Lipoxygenase-dependent superoxide release in skeletal muscle

Superoxide anion radical (O-2(.-)) is released from skeletal muscle at rest and is particularly elevated during conditions of heat stress (42degreesC). Previous studies have shown that in isolated rat diaphragm O-2(.-) release is not dependent on mitochondrial electron transport, reduced NADP oxidase activity, or the integrity of membrane anion channels. This study hypothesized that O-2(.-) release, as measured by cytochrome c reduction, is linked to metabolism of arachidonic acid. Phospholipase A(2) inhibition with manoalide significantly decreased O-2(.-) release. In downstream pathways, neither the blockage of cyclooxygenase with indomethacin nor the inhibition of cytochrome P-450-dependent monooxygenase with SKF-525A decreased O-2(.-) - release.
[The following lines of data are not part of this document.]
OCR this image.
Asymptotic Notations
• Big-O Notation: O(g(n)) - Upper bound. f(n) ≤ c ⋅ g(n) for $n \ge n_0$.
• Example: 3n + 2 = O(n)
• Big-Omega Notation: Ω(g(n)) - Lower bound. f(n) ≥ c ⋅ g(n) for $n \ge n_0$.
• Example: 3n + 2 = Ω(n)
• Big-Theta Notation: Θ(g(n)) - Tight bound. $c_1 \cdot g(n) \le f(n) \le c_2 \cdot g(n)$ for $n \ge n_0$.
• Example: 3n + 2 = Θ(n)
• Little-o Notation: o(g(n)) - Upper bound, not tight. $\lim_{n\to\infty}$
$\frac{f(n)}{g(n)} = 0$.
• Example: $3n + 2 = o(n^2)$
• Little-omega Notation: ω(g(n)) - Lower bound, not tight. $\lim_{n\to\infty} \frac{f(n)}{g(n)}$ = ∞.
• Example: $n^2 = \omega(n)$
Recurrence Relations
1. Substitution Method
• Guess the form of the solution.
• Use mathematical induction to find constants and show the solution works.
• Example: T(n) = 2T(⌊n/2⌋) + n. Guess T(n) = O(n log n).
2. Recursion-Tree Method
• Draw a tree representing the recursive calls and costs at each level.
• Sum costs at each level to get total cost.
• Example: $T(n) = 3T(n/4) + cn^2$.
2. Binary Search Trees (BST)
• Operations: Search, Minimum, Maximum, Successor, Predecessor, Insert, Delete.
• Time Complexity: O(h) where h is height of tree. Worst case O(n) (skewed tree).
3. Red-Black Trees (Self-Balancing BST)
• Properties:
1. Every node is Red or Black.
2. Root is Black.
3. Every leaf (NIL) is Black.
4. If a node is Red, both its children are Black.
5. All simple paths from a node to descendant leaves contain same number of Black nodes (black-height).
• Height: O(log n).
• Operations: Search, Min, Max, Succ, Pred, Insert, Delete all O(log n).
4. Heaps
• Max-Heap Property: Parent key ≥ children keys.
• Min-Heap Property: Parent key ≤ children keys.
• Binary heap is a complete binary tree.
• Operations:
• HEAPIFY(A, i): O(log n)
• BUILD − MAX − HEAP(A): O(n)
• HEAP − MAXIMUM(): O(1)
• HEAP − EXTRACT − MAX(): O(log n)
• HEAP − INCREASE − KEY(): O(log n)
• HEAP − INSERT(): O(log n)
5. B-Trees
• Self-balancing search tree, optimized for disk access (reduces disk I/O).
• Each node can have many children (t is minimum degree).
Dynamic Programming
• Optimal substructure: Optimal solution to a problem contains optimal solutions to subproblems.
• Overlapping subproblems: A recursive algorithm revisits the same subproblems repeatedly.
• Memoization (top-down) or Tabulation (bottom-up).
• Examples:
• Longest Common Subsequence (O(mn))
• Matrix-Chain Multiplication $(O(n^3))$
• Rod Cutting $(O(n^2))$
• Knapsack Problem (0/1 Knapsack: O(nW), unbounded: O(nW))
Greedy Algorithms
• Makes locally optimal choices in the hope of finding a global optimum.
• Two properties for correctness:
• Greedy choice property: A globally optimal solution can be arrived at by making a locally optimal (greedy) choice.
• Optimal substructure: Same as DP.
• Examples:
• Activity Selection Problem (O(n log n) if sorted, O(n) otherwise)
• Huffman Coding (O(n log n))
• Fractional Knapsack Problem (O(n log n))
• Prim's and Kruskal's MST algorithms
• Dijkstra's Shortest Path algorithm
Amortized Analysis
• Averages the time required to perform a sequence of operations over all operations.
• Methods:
However, lipoxygenase (LOX) inhibition with general LOX blockers 5,8,11,14-eicosatetraynoic acid and cinnamyl-3,4-dihydroxy-alpha-cyanocinnamate greatly attenuated the signal. Furthermore, the specific 5-LOX inhibitor diethylcarbamazine also significantly decreased O-2(.-) release. Immunohistochemistry localized 5- and 12-LOX to the cytosol and sarcolemma of muscle cells. Confocal studies, using the O-2(.-)-sensitive fluorescent indicator hydroethidine, demonstrated that LOX inhibition had no significant influence on intracellular 0;- formation. When compared with the cytochrome c results, this indicates that intra- and extracellular O-2(.-) must arise from different sources. These data show for the first time that arachidonic acid metabolism through LOX activity, is a major source of extracellular O-2(.-) release in skeletal muscle.